Young athletes are not small adults warns Sportsmed.SA
Parents, teachers and health experts are constantly reminding children of all ages to unplug their technology and get active.
This is good advice, but it also leads to questions about how much activity is really necessary to maintain health and how much is too much for the younger person?
SPORTSMED•SA Orthopaedic Surgeon and Chief Medical Offer to Sturt Football Club. Dr David Martin said a national survey carried out as part of the 2007 National Physical Activity for Children guidelines’ development found that a reasonably high proportion of Australian children participate in sport – around two-thirds of Australian girls and three-quarters of boys.
Dr David Martin said it’s estimated that nearly half of all sports-related injuries in children and adolescents are caused by over-use. It is unclear whether this is a result of poor coaching, inadequate preparation, increased frequency and intensity of training or simply a consequence of changing lifestyles, where children are less able to enjoy free play.
“My concern, shared by several other SPORTSMED•SA practitioners including sport doctors, surgeons and physios, is that the number of hours kids are spending in sports training, including early pre-season trainings has been growing for a long time,’’ he said.
“We’re seeing more and more young athletes for chronic and serious injury like cruciate ligament tears, shoulder dislocations, stress fractures and back injuries. Most of these come from football, netball, soccer and basketball.
“A lot of kids end up playing summer sport and winter sport for school and for club and there’s a lot of this training during the week and trial games. Then you have young kids at the top level of sport they do an extra half a dozen sessions a week for state and other representative teams.’’
Dr Martin said year-round training in multiple events is also becoming more common, in an attempt to improve the young athlete’s performance in their chosen sport. But while it’s important for young people to try a variety of sports and not specialise in one too early, children also need time to recover – physically and mentally.
In recent years specialists at South Australia’s number one private hospital SPORTSMED•SA have noted a concerning trend and are treating an increasing number of children with sport-related injuries, including over training injuries.
“I know of U15s who are being flogged during footy training from as early as November – there’s no benefit to their overall sporting development and performance. Ninety-nine per cent of kids play sport because they enjoy it, they have fun and they like being with their mates.
“All this extra hard training makes no significant difference. When you talk about making it to elite level, the really good ones will make it anyway.
“Parents and coaches need to speak to each other and make sure that safe practises are being adhered to or you will have kids breaking down now and being prone to degenerative disease later in life.’’

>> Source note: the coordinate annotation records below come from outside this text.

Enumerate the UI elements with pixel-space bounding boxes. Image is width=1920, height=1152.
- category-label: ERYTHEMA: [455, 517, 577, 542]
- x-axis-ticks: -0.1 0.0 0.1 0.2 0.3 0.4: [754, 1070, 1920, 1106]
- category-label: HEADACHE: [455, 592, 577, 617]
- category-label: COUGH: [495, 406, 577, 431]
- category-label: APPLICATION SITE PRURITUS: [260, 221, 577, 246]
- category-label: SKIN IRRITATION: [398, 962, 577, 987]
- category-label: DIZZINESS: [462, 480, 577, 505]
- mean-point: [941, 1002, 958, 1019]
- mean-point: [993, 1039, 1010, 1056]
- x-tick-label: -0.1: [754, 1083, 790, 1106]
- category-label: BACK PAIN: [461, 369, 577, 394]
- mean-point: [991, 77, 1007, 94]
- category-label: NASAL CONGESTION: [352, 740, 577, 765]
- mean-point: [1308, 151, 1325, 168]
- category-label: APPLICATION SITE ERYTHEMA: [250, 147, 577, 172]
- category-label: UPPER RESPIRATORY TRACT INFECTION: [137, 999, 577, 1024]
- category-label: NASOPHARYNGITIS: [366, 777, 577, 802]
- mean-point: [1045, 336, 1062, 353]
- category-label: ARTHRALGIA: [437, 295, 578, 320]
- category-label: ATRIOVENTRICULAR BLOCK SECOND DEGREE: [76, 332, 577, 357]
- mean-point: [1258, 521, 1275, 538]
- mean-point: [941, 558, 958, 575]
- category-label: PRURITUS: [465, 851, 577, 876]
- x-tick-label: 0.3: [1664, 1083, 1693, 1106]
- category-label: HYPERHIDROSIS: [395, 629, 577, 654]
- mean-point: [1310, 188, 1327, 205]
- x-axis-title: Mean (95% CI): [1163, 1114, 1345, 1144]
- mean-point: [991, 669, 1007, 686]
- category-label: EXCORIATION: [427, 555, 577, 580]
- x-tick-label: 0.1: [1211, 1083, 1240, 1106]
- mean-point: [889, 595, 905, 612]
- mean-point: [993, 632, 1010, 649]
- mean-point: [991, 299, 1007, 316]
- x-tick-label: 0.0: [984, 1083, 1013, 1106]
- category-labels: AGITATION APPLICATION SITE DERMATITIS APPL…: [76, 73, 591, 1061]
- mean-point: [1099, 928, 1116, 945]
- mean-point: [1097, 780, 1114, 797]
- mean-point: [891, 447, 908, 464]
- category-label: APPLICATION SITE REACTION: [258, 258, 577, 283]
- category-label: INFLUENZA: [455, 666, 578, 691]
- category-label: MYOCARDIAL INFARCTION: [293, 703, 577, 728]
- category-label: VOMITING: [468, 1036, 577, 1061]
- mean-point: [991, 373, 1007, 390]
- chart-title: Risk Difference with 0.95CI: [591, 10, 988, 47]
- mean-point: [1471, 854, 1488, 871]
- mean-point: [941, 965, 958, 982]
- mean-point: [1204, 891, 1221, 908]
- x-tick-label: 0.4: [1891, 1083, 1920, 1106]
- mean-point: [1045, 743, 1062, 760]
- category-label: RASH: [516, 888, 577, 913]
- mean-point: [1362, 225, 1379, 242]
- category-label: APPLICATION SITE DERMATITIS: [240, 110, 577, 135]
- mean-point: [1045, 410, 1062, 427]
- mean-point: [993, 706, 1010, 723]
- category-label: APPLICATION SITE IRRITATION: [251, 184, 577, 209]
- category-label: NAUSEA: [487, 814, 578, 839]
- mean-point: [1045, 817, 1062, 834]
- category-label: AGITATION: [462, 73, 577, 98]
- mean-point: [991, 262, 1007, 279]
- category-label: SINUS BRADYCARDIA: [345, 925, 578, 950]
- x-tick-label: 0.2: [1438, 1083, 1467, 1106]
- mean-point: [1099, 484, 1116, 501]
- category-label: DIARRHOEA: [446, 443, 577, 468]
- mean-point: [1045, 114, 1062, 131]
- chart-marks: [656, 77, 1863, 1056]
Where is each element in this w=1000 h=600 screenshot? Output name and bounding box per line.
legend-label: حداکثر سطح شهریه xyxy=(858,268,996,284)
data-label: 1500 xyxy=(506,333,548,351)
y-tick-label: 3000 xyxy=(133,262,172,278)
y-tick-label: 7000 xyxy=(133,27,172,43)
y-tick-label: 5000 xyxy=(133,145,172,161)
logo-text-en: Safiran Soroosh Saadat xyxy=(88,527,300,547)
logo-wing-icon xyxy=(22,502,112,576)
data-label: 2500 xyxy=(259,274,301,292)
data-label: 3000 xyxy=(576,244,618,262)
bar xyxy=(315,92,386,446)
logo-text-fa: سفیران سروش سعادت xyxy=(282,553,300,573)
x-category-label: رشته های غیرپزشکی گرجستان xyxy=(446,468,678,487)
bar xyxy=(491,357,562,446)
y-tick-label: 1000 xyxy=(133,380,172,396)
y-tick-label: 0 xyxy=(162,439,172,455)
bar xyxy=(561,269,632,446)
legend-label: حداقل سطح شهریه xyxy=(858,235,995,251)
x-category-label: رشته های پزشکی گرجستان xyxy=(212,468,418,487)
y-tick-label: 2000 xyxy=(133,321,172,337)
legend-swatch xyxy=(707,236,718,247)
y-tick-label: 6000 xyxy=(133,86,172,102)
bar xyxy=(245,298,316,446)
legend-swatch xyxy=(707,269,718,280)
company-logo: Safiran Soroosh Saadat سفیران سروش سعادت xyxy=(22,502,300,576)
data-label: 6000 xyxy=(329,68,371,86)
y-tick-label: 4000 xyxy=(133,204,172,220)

It’s important to accept that young athletes are not small adults, he said.
There is also considerable variability in both physical and psychological maturation in young athletes of the same age. So the intensity, duration and frequency of training cannot be the same for all young athletes. This places greater emphasis on the coach and parents to be aware of the signs of over-training and burn-out and to intervene when appropriate.
“Bottom-line, the ultimate goal of sport is to promote physical activity and develop physical and social skills in the young athlete,’’ Dr Martin said.